January 18, 2012

I THINK WE’RE GOING TO FIND OUT: What Would New York Look Like With A Smaller Financial Sector?

I think you can credit the financial industry for New York’s revival. Oh, one can point to all the vibrant creative arts and their near-cousins in advertising and publishing; one can sing paeans to the city’s energy, its tremendous diversity, its nearly unmatched food culture. But let those of us who lived there in the 1970s and the 1980s also recall that it was violent, crime ridden, and oh yes, depopulating. (Between 1950 and 1980 the city lost more than 10% of its population). Its infrastructure was decaying, particularly the subway, and no one who had alternatives rode the subways after rush hour. In the early 1970s, the city flirted with bankruptcy; after the 1977 blackout, it endured widespread looting that bordered on riots.

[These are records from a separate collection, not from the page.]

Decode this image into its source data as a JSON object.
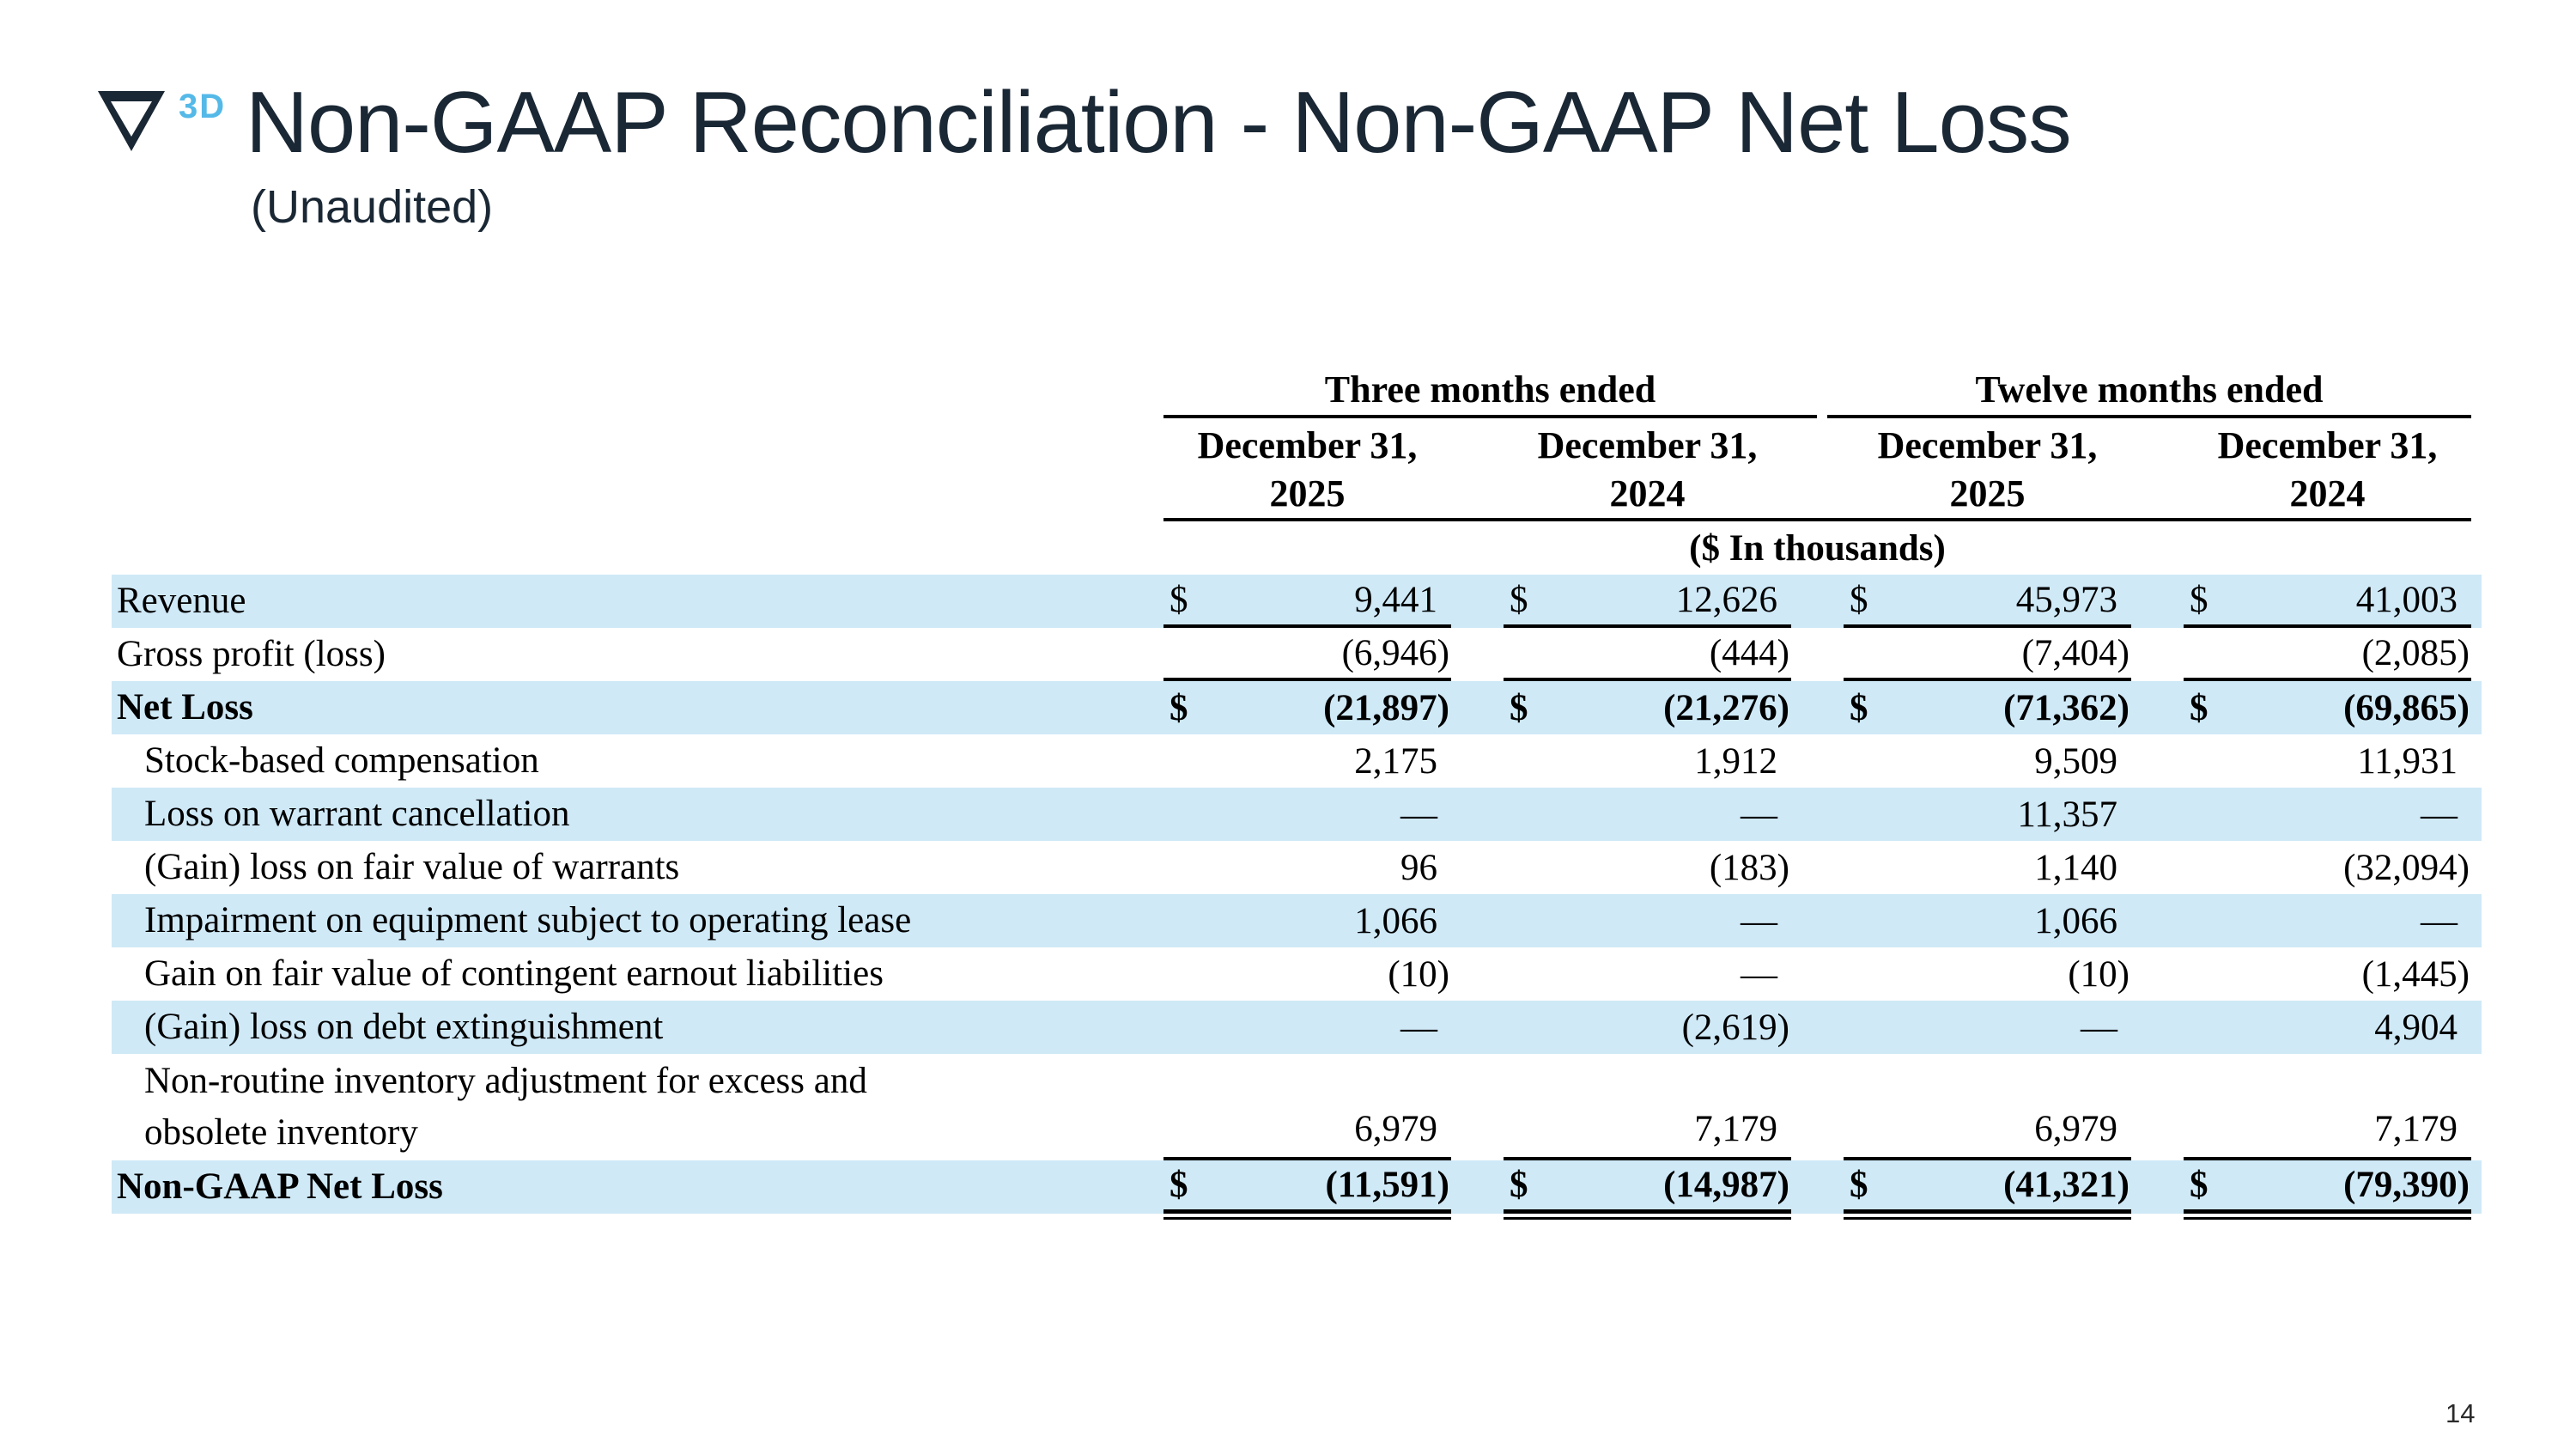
{
  "slide": {
    "logo": {
      "mark": "nabla-triangle",
      "superscript": "3D"
    },
    "title": "Non-GAAP Reconciliation - Non-GAAP Net Loss",
    "subtitle": "(Unaudited)",
    "page_number": "14"
  },
  "colors": {
    "navy": "#1a2734",
    "accent_blue": "#55b9e8",
    "row_shade": "#cfe9f7",
    "rule_black": "#000000"
  },
  "table": {
    "col_groups": [
      {
        "label": "Three months ended"
      },
      {
        "label": "Twelve months ended"
      }
    ],
    "columns": [
      {
        "line1": "December 31,",
        "line2": "2025"
      },
      {
        "line1": "December 31,",
        "line2": "2024"
      },
      {
        "line1": "December 31,",
        "line2": "2025"
      },
      {
        "line1": "December 31,",
        "line2": "2024"
      }
    ],
    "units_note": "($ In thousands)",
    "rows": [
      {
        "label": "Revenue",
        "indent": false,
        "bold": false,
        "shaded": true,
        "currency": "$",
        "underline": "single",
        "two_line": false,
        "values": [
          "9,441",
          "12,626",
          "45,973",
          "41,003"
        ]
      },
      {
        "label": "Gross profit (loss)",
        "indent": false,
        "bold": false,
        "shaded": false,
        "currency": "",
        "underline": "single",
        "two_line": false,
        "values": [
          "(6,946)",
          "(444)",
          "(7,404)",
          "(2,085)"
        ]
      },
      {
        "label": "Net Loss",
        "indent": false,
        "bold": true,
        "shaded": true,
        "currency": "$",
        "underline": "none",
        "two_line": false,
        "values": [
          "(21,897)",
          "(21,276)",
          "(71,362)",
          "(69,865)"
        ]
      },
      {
        "label": "Stock-based compensation",
        "indent": true,
        "bold": false,
        "shaded": false,
        "currency": "",
        "underline": "none",
        "two_line": false,
        "values": [
          "2,175",
          "1,912",
          "9,509",
          "11,931"
        ]
      },
      {
        "label": "Loss on warrant cancellation",
        "indent": true,
        "bold": false,
        "shaded": true,
        "currency": "",
        "underline": "none",
        "two_line": false,
        "values": [
          "—",
          "—",
          "11,357",
          "—"
        ]
      },
      {
        "label": "(Gain) loss on fair value of warrants",
        "indent": true,
        "bold": false,
        "shaded": false,
        "currency": "",
        "underline": "none",
        "two_line": false,
        "values": [
          "96",
          "(183)",
          "1,140",
          "(32,094)"
        ]
      },
      {
        "label": "Impairment on equipment subject to operating lease",
        "indent": true,
        "bold": false,
        "shaded": true,
        "currency": "",
        "underline": "none",
        "two_line": false,
        "values": [
          "1,066",
          "—",
          "1,066",
          "—"
        ]
      },
      {
        "label": "Gain on fair value of contingent earnout liabilities",
        "indent": true,
        "bold": false,
        "shaded": false,
        "currency": "",
        "underline": "none",
        "two_line": false,
        "values": [
          "(10)",
          "—",
          "(10)",
          "(1,445)"
        ]
      },
      {
        "label": "(Gain) loss on debt extinguishment",
        "indent": true,
        "bold": false,
        "shaded": true,
        "currency": "",
        "underline": "none",
        "two_line": false,
        "values": [
          "—",
          "(2,619)",
          "—",
          "4,904"
        ]
      },
      {
        "label": "Non-routine inventory adjustment for excess and obsolete inventory",
        "indent": true,
        "bold": false,
        "shaded": false,
        "currency": "",
        "underline": "single",
        "two_line": true,
        "values": [
          "6,979",
          "7,179",
          "6,979",
          "7,179"
        ]
      },
      {
        "label": "Non-GAAP Net Loss",
        "indent": false,
        "bold": true,
        "shaded": true,
        "currency": "$",
        "underline": "double",
        "two_line": false,
        "values": [
          "(11,591)",
          "(14,987)",
          "(41,321)",
          "(79,390)"
        ]
      }
    ]
  }
}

What turned this around was not the creative class, who were still flocking to rent-controlled apartments in the safer parts of town. No, what made the difference was money. Money bought peace among the city’s various interest groups, repaired infrastructure that had been neglected for decades, and paid for more police. It created jobs in construction and services and almost everything else you can imagine. And where did that money come from? Deregulation, and a 17-year bull market that inflated Wall Street salaries, and tax revenues right along with them. Without the financial renaissance, these days New York might well look a lot more like Detroit or St. Louis.

So it’s interesting to contemplate what it will look like, if the financial industry gets shrunk down to the size that many are hoping. The last time that happened, in the 1930s-1960s, New York had a lot of other businesses: shipping, manufacturing, and for that matter, being the corporate headquarters for so many national businesses. That’s pretty much ended. New York is now a specialist city: creative industries, finance, and tourism.

Well, they’re not going out of their way to make the tourists feel welcome, either.